En ce qui concerne l’arrêté du 26 mars 2025 et le titre de perception émis le 8 avril 2025 :
6. En premier lieu, eu égard à ce qui vient d’être dit, le requérant n’est pas fondé à soutenir que l’arrêté du 26 mars 2025 serait privé de base légale.
7. En deuxième lieu, il résulte de l’instruction que la société Dimilo TP a notifié aux services préfectoraux la cessation de l’activité de stockage de déchets inertes le 30 novembre 2023, puis leur a transmis, le 21 décembre 2023, le rapport certifiant la dépollution du site et sa remise en conformité. La mise en demeure du 8 juillet 2022 prescrivant la mise en œuvre cumulative de ces deux formalités, c’est sans commettre d’erreur que la préfète du Rhône a considéré que la période à prendre en compte pour la liquidation de l’astreinte s’étendait du 31 août 2023 au 21 décembre 2023, et non du 31 août 2023 au 30 novembre 2023 comme le soutient la société requérante. Le moyen tiré de ce que le montant de l’astreinte liquidée serait erroné doit donc être écarté.
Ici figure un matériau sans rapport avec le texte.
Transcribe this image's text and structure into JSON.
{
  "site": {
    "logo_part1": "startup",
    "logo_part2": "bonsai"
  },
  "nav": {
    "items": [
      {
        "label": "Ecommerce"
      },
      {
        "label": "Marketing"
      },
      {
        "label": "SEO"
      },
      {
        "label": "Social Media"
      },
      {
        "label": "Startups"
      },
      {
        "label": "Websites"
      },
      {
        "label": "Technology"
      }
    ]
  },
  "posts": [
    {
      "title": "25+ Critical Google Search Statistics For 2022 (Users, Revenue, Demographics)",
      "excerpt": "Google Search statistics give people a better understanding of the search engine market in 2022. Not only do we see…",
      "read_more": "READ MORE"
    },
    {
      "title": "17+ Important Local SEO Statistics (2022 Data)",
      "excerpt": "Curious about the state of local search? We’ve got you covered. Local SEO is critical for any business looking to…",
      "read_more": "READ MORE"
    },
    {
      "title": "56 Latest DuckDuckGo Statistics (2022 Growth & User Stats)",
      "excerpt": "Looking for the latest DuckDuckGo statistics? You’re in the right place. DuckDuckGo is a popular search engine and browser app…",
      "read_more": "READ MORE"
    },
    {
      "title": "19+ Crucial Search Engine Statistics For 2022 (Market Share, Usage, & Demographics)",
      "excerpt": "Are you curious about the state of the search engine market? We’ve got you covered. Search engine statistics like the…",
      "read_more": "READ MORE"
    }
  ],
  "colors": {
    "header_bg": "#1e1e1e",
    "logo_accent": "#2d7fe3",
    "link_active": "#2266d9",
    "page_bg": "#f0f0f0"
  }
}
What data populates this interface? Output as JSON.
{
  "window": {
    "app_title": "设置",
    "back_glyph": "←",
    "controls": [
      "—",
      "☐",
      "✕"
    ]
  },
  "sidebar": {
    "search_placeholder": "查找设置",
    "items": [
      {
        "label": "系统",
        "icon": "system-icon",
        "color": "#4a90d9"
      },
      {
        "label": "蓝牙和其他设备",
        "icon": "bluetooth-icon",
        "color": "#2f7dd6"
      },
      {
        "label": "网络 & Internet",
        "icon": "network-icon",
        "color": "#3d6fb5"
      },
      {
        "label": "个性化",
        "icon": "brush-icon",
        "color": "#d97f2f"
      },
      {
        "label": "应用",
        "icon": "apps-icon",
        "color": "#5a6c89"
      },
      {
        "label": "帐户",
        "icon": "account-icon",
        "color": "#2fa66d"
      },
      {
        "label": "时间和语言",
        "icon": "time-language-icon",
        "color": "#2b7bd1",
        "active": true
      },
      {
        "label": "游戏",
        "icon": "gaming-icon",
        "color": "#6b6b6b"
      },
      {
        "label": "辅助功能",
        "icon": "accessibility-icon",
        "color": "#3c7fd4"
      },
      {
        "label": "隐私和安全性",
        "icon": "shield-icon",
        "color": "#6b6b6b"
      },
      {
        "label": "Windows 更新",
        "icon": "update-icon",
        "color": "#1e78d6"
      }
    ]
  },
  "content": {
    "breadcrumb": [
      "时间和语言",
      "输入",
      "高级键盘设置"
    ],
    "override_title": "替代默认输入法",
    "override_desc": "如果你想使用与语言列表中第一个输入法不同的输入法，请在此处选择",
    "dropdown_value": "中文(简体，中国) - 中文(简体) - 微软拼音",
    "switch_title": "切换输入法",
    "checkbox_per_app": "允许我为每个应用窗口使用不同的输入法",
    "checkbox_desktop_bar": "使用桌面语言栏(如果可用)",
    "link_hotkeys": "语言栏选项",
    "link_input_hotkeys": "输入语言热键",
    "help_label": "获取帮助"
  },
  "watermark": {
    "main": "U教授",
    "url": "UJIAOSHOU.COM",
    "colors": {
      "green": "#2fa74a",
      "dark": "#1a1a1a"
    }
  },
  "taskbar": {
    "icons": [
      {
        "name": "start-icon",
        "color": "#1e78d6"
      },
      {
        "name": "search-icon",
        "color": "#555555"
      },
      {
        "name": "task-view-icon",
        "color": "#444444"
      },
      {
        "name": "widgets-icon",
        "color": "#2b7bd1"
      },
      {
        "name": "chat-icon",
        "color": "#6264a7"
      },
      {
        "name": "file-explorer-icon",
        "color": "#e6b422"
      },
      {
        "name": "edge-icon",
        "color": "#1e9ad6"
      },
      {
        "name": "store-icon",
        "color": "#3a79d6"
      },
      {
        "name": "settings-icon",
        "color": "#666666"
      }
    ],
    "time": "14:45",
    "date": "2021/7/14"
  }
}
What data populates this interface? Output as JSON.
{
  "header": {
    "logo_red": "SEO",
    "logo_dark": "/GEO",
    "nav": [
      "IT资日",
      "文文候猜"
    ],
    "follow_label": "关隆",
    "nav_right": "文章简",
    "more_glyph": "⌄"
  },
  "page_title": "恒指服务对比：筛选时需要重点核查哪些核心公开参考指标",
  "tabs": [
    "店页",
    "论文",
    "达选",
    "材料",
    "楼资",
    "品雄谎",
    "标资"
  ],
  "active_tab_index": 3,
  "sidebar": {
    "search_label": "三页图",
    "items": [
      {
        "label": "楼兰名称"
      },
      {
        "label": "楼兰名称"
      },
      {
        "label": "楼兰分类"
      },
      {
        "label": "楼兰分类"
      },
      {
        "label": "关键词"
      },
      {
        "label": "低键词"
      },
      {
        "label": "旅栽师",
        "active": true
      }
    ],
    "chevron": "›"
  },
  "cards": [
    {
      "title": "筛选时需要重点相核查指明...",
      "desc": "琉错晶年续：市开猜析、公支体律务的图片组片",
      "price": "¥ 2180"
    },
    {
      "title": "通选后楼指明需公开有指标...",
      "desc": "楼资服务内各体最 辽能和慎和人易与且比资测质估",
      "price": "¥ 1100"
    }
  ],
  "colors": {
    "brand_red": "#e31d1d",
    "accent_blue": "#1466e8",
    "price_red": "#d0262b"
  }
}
8. En dernier lieu, ainsi qu’exposé au point 5, le montant de l’astreinte initiale mise à la charge de la société Dimilo TP ne présente pas de caractère disproportionné. Pour les mêmes raisons, il ne peut être considéré que le montant final fixé pour la liquidation de l’astreinte serait excessif.
9. Il résulte de tout ce qui précède que la requête doit être rejetée en toutes ses conclusions.
DECIDE :
Article 1er : Les requêtes no 2308293, n° 2506583 et n° 2511383 sont rejetées.
Article 2 : Le présent jugement sera notifié à la société Dimilo TP et à la ministre de la transition écologique, de la biodiversité et des négociations internationales sur le climat et la nature.
Copie en sera adressée à la préfète du Rhône.
Délibéré après l’audience du 3 mars 2026, à laquelle siégeaient :
M. Drouet, président,
Mme Viotti, première conseillère,
Mme Lahmar, conseillère.
Rendu public par mise à disposition au greffe le 17 mars 2026.
La rapporteure,
L. Lahmar
Le président,
H. Drouet
La greffière,
L. Khaled
La République mande et ordonne à la ministre de la transition écologique, de la biodiversité et des négociations internationales sur le climat et la nature en ce qui la concerne ou à tous commissaires de justice à ce requis en ce qui concerne les voies de droit commun contre les parties privées, de pourvoir à l’exécution de la présente décision.